図1及び図2は、本発明に係る吸水性積層樹脂発泡体の一実施形態を示す図である。
本実施形態の吸水性積層樹脂発泡体1は、連続気泡率が40%以上のポリスチレン系樹脂吸水性発泡体2の表面に、生分解性樹脂フィルム3が積層され、該生分解性樹脂フィルム3に前記ポリスチレン系樹脂吸水性発泡体2に到達する開口部4…が設けられてなり、生分解性樹脂フィルム3の開口部以外の面の突刺強度が7N以上であることを特徴としている。
【0018】
この吸水性積層樹脂発泡体1の本体であるポリスチレン系樹脂吸水性発泡体2は、連続気泡率が40%以上のポリスチレン系樹脂発泡体であればよく、その形状、密度(発泡倍数)、大きさ等は特に限定されない。また、該発泡体の全体としての連続気泡率が40%以上あればよく、発泡体全体にわたり同等の連続気泡率を有する発泡体でもよいし、連続気泡率が異なる複数の発泡層が積層された構成の発泡体であってもよい。
なお、本発明において連続気泡率とは、ASTM D2856‐87記載の測定方法に準じ、下記の通り測定し、算出した値をいう。
【0019】
<連続気泡率の測定>
発泡シートより、押出方向に25mm×幅方向に25mmの試験片を切りだし、試験片を厚みが25mmに最も近くなる枚数を重ね合わせ、ノギスを用いて正確に見掛け体積を測定する。次に重ね合わせた試験片を空気比較式比重計1000型(東京サイエンス(株)製)を用いて1−1/2−1気圧法により体積を測定する。各測定値から次式を用いて計算する。
連続気泡率(容量%)=(見掛け体積−空気比較式比重計での測定体積)/見掛け体積×100
また、独立気泡率は次式により得られた値である。
独立気泡率(容量%)=100−(連続気泡率+樹脂分の占める比率)
【0020】
本発明の好ましい実施形態において、前記ポリスチレン系樹脂吸水性発泡体2は、連続気泡率が60%以上の吸水性発泡層6と連続気泡率が30%以下の独立気泡性発泡層5とが積層されたポリスチレン系樹脂発泡シートであり、前記吸水性発泡層6側の面又は両方の面に生分解性樹脂フィルム3が積層されている構成が挙げられる。このような連続気泡率が異なる2層の発泡層が積層されたポリスチレン系樹脂吸水性発泡体2(以下、ポリスチレン系樹脂発泡シートと記す。)は、例えば、特許文献4(特開2006−150830号公報)に記載された製造方法を用い、特開平9−141773号公報、特開平6−238788号公報等に記載の公知の共押出発泡設備を用いて製造することができる。
【0021】
(吸水性発泡層用の樹脂)
吸水性発泡層6に使用される前記樹脂としては、スチレン系樹脂、スチレンと共役ジエンとの共重合体の水素添加物およびポリオレフィン系樹脂が含まれる。前記スチレン系樹脂としては、スチレンの単独重合体のほか、スチレンと他の単量体との共重合体およびゴム変性ポリスチレンなども挙げられる。これらのポリスチレン系樹脂はそれぞれ単独で、あるいは2種以上を混合しても良い。

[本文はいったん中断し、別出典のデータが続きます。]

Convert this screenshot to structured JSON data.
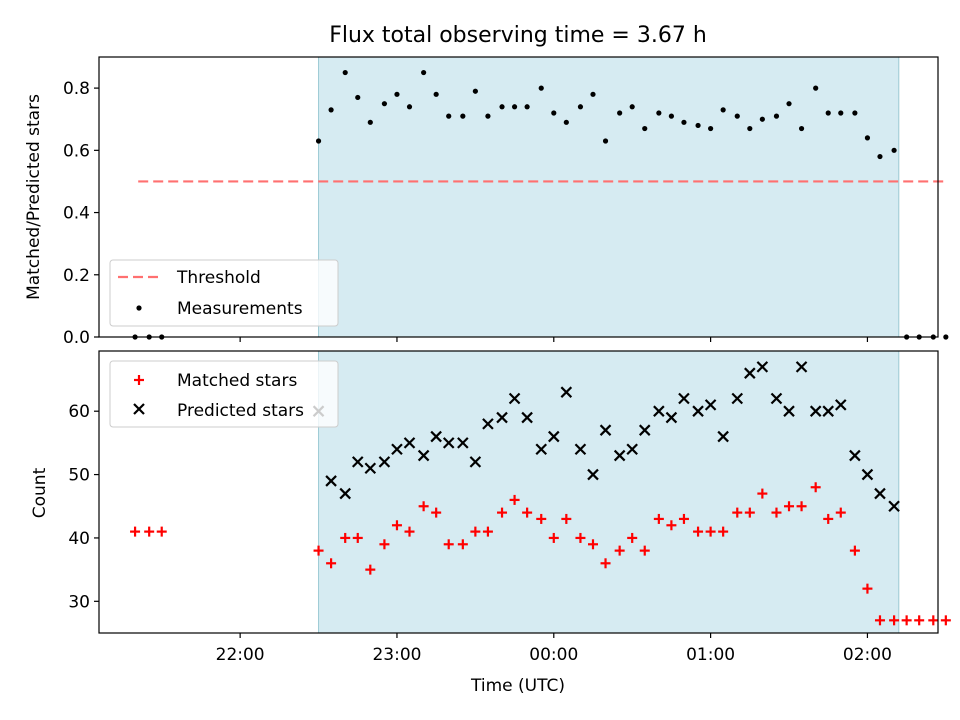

スチレンと共重合すべき他の単量体としては、例えばα−メチルスチレン、メタクリル酸、アクリル酸エステル、メタクリル酸エステル、アクリロニトリル、無水マレイン酸などが挙げられる。ゴム変性ポリスチレンは、ポリスチレンマトリックス中にゴムが粒子状に分散し、そのゴム粒子中にポリスチレンが更に分散した構造を有している。このゴム粒子は、サラミ状やコアシェル状など種々の形態をなしており、それぞれ単独で使用してもよく、2種以上のゴム粒子を混合して用いてもよい。なお、このゴム変性ポリスチレンは、発泡体の耐候性を確保するため、ゴム変性ポリスチレン以外のポリスチレン系樹脂その他の合成樹脂とあわせて使用するのが望ましい。
【0022】
また、吸水性発泡層6を製造するための好ましい樹脂選択の目安は、ポリスチレン系樹脂のメルトマスフローレイトが1〜7g/10分である。ポリスチレン系樹脂のメルトマスフローレイトが1g/10分より低いものは、押出発泡の際に押出機負荷が高くなったり生産性が低下したりするために好ましくない。7g/10分を超えるものは、発泡シートにした場合に低密度のものが得られにくかったり、連続気泡発泡体を得るための最適な発泡温度とポリオレフィン系樹脂の結晶化温度が近くなり、押出の制御範囲が狭くなるため好ましくない。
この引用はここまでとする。